The Army Corps of Engineers needs to acknowledge that the world is heating up and seas are rising to better protect the nation from flooding and hurricanes, according to a report by two environmental groups.
The report, released by Environmental Defense and the National Wildlife Federation, is a compendium of complaints against the agency that have gained momentum since the agency’s catastrophic engineering mistakes led to about 88 percent of the flooding of New Orleans during Hurricane Katrina.
The report said unless the Corps prioritizes its projects to base them on flood risk, more disasters like Katrina will happen as the seas become more dangerous and flood control structures are taxed by heavier rains and bigger spring floods.
“As climate change raises the stakes, Congress and the Corps must make difficult decisions to upgrade and prioritize flood-control projects,” the report said.

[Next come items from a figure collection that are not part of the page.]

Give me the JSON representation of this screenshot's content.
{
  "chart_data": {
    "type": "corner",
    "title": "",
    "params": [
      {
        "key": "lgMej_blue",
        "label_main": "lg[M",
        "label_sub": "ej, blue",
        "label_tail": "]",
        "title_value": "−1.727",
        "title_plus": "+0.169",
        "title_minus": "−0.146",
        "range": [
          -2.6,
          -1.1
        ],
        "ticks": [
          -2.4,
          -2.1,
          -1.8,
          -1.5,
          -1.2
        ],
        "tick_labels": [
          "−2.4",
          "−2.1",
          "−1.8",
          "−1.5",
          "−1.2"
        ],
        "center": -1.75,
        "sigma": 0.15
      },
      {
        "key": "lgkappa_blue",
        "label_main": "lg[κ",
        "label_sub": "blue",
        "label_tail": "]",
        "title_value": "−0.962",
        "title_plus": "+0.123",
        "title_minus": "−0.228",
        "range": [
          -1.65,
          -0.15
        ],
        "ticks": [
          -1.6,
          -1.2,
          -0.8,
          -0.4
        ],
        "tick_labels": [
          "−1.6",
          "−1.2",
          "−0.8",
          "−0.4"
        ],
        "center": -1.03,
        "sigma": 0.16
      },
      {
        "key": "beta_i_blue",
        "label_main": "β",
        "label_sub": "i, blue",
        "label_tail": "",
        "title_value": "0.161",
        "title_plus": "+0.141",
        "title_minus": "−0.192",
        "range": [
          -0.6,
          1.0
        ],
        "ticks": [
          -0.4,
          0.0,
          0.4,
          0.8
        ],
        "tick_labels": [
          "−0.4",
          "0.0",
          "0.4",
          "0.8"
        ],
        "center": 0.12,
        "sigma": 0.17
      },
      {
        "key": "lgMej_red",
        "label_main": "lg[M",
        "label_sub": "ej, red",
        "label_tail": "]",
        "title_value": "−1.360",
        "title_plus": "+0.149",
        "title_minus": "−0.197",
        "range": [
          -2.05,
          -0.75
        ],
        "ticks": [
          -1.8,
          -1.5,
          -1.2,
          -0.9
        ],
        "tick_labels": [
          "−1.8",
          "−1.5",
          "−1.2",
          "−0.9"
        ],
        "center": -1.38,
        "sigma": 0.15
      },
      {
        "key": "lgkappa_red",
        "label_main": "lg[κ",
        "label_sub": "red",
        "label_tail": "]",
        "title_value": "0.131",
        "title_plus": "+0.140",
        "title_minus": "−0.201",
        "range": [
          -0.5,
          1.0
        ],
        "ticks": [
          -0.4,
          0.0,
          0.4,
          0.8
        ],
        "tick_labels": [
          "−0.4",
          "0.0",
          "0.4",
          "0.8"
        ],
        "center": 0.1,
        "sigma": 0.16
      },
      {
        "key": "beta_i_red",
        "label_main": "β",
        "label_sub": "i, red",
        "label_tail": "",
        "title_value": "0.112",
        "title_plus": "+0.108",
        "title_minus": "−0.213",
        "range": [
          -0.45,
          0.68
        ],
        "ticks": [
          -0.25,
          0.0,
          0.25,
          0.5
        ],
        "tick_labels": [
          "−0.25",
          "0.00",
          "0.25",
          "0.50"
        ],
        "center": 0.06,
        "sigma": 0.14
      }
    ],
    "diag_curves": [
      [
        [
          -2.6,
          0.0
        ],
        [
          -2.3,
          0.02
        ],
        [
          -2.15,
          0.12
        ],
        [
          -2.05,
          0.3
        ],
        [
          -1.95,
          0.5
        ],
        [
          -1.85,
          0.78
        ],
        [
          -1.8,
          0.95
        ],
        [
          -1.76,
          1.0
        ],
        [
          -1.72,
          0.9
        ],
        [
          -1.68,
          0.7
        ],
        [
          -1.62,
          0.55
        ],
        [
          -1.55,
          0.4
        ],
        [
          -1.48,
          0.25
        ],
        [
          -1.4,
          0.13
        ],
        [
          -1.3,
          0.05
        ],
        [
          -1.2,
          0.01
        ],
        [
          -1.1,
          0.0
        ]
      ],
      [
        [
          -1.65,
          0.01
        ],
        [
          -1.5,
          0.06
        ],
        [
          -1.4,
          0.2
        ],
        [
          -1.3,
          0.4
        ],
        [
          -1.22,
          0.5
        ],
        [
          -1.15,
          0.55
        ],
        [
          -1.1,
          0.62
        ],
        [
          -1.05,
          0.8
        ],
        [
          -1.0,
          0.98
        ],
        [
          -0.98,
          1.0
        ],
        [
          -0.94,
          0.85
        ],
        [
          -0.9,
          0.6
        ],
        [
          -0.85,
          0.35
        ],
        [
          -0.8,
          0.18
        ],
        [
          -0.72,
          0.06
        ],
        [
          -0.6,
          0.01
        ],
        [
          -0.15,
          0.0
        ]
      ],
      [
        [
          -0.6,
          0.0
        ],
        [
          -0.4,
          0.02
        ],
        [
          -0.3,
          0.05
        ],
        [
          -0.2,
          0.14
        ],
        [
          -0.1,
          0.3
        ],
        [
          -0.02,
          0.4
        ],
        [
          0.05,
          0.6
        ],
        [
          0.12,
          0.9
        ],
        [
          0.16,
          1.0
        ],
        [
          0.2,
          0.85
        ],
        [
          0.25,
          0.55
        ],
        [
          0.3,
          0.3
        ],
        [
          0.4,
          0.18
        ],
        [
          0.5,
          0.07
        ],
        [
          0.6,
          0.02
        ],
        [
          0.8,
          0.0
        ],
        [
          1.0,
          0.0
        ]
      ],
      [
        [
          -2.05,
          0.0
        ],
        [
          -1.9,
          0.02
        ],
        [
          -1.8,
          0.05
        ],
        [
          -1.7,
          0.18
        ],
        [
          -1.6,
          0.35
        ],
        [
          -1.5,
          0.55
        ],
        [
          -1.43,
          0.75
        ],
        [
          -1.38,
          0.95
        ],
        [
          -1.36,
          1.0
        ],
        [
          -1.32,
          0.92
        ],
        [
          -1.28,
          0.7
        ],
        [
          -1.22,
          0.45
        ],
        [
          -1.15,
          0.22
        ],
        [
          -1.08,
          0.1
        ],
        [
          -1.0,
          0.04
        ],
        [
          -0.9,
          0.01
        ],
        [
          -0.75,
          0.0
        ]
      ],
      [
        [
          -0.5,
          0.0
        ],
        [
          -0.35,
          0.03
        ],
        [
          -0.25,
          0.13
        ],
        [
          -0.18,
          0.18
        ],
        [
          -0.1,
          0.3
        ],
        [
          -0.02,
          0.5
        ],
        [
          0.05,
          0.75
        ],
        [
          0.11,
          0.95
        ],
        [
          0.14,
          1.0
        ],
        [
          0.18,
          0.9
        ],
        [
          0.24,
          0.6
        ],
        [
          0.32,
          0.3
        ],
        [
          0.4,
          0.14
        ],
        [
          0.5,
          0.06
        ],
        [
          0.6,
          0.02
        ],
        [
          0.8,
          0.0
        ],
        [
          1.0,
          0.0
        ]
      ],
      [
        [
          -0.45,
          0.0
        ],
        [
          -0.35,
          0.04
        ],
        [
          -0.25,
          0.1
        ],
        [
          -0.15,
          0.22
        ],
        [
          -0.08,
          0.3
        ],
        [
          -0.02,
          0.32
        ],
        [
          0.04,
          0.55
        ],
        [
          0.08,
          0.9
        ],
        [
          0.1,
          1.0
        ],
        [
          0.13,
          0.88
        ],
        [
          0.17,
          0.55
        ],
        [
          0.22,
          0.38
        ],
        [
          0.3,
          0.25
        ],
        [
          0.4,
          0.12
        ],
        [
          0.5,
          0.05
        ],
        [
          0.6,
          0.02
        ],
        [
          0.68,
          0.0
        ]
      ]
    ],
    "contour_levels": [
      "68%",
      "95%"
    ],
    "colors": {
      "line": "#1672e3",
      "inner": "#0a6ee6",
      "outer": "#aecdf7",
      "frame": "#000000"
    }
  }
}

During a visit to New Orleans for a congressional hearing, Lt. Gen. Carl Strock, the head of the Corps, said his agency takes into account “physical changes in the environment, whatever the causes,” including sea level rise.
The policy analysis cited the latest reports from the Intergovernmental Panel on Climate Change, a United Nations network of scientists. The IPCC says the world is experiencing rising sea levels, the disappearance of species and intensifying natural disasters because of global warming.
Corps spokesman Dana Cruikshank said the agency had not yet reviewed the report but that Corps scientists had served on the U.N. network.
“They continue to be engaged with scientists from other agencies and academia on the interpretation of climate change science studies, and the implications of climate change science to the Corps mission,” Cruikshank said.
With Congress debating legislation that funds Corps projects nationwide, the environmentalists’ report said lawmakers need to overhaul the Corps and make changes to the nation’s water policy.
David Conrad, a senior resource specialist with the National Wildlife Federation, said the Corps needs an overhaul in the same way that the old playbooks on national security were thrown out after the Sept. 11, 2001, terrorist attacks.